Setamat sekolah, anak-anak mereka tidak juga dapat bekerja. Ilmu yang diperoleh di sekolah, bukanlah ilmu praktis yang membuat anak didik mampu bekerja secara mandiri, melainkan ilmu-ilmu teoritis yang abstrak. Ilmu yang hanya membuat anak merasa ”sudah pintar” sehingga lebih suka mengganggur karena merasa malu untuk ”bekerja kasar”. Sekolah malah menjadikan anak-anak kita gamang menapaki kehidupan. Itu problema yang dihadapi bila kita sempat tamat sekolah, bagaimana nasib anak-anak yang terpaksa drop out? Padahal, akhir dari perjalanan panjang pendidikan sekolah, katanya agar kita mampu bekerja sesuai dengan bidang pendidikan. Tapi mengapa kenyataannya jauh berbeda .... Adakah yang salah.......???
Ah ... seandainya, di sekolah, saya diajarkan bertukang .... mungkin saya bisa bantu bapak di bengkelnya. Seandainya, di sekolah saya diajarkan menjahit atau memasak dengan serius ... pasti saya bisa membantu melebarkan usaha warung ibu dengan menu-menu baru atau mengantikan ibu menjahit baju langganannya. Sayang .... di sekolah saya cuma diajarkan matematka, fisika dan kimia yang bikin otak saya melintir ..............
Salam
Lebak bulus 13 juni 2005
Pa mreka tu ngga ngerti ya kalau mlintiri otak rang tu dosa?.

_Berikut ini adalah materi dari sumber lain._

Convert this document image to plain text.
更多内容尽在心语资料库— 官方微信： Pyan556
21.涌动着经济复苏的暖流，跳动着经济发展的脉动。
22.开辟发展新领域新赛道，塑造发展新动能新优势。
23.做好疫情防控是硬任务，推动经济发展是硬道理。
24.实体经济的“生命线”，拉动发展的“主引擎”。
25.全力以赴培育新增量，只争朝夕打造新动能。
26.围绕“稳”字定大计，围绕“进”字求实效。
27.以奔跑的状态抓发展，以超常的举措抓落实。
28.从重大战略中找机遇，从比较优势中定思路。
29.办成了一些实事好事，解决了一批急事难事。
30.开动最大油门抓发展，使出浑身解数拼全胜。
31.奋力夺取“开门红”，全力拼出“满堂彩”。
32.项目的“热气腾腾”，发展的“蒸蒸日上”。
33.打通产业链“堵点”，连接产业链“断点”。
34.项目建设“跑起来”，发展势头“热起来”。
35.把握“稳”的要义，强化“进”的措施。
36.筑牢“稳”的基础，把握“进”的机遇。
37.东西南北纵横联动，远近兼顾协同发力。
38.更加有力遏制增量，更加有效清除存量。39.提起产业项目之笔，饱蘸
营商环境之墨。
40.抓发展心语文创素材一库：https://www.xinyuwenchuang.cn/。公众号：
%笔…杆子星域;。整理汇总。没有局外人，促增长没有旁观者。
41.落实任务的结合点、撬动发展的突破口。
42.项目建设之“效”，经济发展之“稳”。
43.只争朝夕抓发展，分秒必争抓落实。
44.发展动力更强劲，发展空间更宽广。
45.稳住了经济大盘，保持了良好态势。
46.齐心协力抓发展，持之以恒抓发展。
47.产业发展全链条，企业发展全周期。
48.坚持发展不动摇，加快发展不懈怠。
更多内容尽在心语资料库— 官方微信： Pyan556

BalasHapusKalau mau ngajar matematika, fisika dan kimia ajarlah tapi buat plajaran tu mnarik
dengan kerja-nyata dan bengkel kerja.
Il-ilmu sosial umumnya hanya dikecapkan.
Kesedihan lain: ternyata penataran P4 yang dah puluhan tahun tu tak mbuat rang-rang lebih Pancasilais
kerna hanya di "kecapkan" dan tak da percontohan-mental-Pancasilais yang terpuji dari para penggede.